What boundaries did Jesus set? ›

👉 Jesus accepted his personal limits and needs. He got the sleep he needed, took naps, ate food, took time to relax, and did a lot of walking (Matt 26:18, 20; Mark 1:16, 3:23, 4:38; Luke 7:36; John 10:40, 12:2). 👉 Jesus said no to inappropriate behavior.

What is an example of a spiritual boundary? ›

Spiritual boundaries protect your right to believe in what you want, worship as you wish, and practice your spiritual or religious beliefs. Examples: Im going to take a moment and say a silent prayer before we eat. Paul goes to church alone because his partner doesnt share his beliefs.

What Scripture says do not remove old boundaries? ›

Proverbs 22:28-29 New International Version (NIV)

Do not move an ancient boundary stone set up by your ancestors. Do you see someone skilled in their work? They will serve before kings; they will not serve before officials of low rank.

What Scripture says do not cross the boundary? ›

Proverbs 23:10-11 New Living Translation (NLT)

Don't cheat your neighbor by moving the ancient boundary markers; don't take the land of defenseless orphans. For their Redeemer is strong; he himself will bring their charges against you.

What does God's word say about boundaries? ›

1 Corinthians 10:23 – Setting Boundaries for Edification

'All things are lawful,' but not all things build up." This verse addresses the need to set boundaries based on what is edifying and beneficial.
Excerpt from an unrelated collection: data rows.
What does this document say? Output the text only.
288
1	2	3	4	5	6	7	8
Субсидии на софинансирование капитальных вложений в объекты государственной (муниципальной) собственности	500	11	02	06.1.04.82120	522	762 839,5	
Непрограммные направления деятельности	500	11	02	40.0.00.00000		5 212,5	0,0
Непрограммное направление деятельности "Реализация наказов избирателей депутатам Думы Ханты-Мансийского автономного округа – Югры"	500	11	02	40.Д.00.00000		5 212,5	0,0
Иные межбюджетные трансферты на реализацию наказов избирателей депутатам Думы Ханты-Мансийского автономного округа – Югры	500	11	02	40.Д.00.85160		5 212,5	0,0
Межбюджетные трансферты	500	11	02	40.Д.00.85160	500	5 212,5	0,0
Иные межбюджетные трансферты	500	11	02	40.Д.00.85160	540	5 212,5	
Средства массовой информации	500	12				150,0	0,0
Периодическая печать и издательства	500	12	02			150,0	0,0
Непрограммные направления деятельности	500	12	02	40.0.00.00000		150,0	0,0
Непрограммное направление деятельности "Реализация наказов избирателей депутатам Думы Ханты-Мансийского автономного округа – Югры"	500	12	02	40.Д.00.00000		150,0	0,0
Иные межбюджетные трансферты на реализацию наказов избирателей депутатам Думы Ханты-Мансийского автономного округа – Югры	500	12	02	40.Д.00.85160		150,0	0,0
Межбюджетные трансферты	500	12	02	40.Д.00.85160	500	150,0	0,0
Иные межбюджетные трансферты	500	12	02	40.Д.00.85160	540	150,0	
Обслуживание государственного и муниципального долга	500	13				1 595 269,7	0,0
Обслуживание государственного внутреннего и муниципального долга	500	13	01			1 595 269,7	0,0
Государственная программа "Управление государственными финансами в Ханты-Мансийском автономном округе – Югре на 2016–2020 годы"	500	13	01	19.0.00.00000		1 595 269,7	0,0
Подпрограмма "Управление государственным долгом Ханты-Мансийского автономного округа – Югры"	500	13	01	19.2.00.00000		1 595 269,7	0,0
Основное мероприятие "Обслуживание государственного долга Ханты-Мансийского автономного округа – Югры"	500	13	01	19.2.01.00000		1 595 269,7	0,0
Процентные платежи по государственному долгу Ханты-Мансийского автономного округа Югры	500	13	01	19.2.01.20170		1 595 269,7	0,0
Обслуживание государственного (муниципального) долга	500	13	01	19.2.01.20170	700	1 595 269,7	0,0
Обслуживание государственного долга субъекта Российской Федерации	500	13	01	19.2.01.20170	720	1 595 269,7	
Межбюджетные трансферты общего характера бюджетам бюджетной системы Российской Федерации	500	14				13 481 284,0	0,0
It encourages discernment in personal choices and actions, emphasizing their impact on spiritual growth and others.

Why does God set boundaries for us? ›

Jesus said, “'For my yoke is easy to bear, and the burden I give you is light'” (Matthew 11:30). Here's the key: God's boundaries for our lives are meant to give us direction for our purpose. They keep us on his path—the path we were created to follow.

How to forgive while setting boundaries? ›

In some good boundary conversations, you forgive the other person for the past, reconcile in the present, and then discuss what the limits of trust will be in the future. The main point is this: Keep the future clearly differentiated from the past.

What is the spiritual meaning of boundaries? ›

Boundaries give space for one's own true identity to develop and emerge, outlining the contours of each person's God-given beauty. Ultimately, they can allow us to become who God calls us to be.

What does the Bible say about breaking limits? ›

PSALMS 24 V 7 – Every gate of limitation in my life, my family, my business or career in the name of Jesus lift up your head. Isaiah 43 v 19 – Every old structure that wants to limit my destiny from springing forth, it is written my God will make a way in the wilderness and rivers in the desert.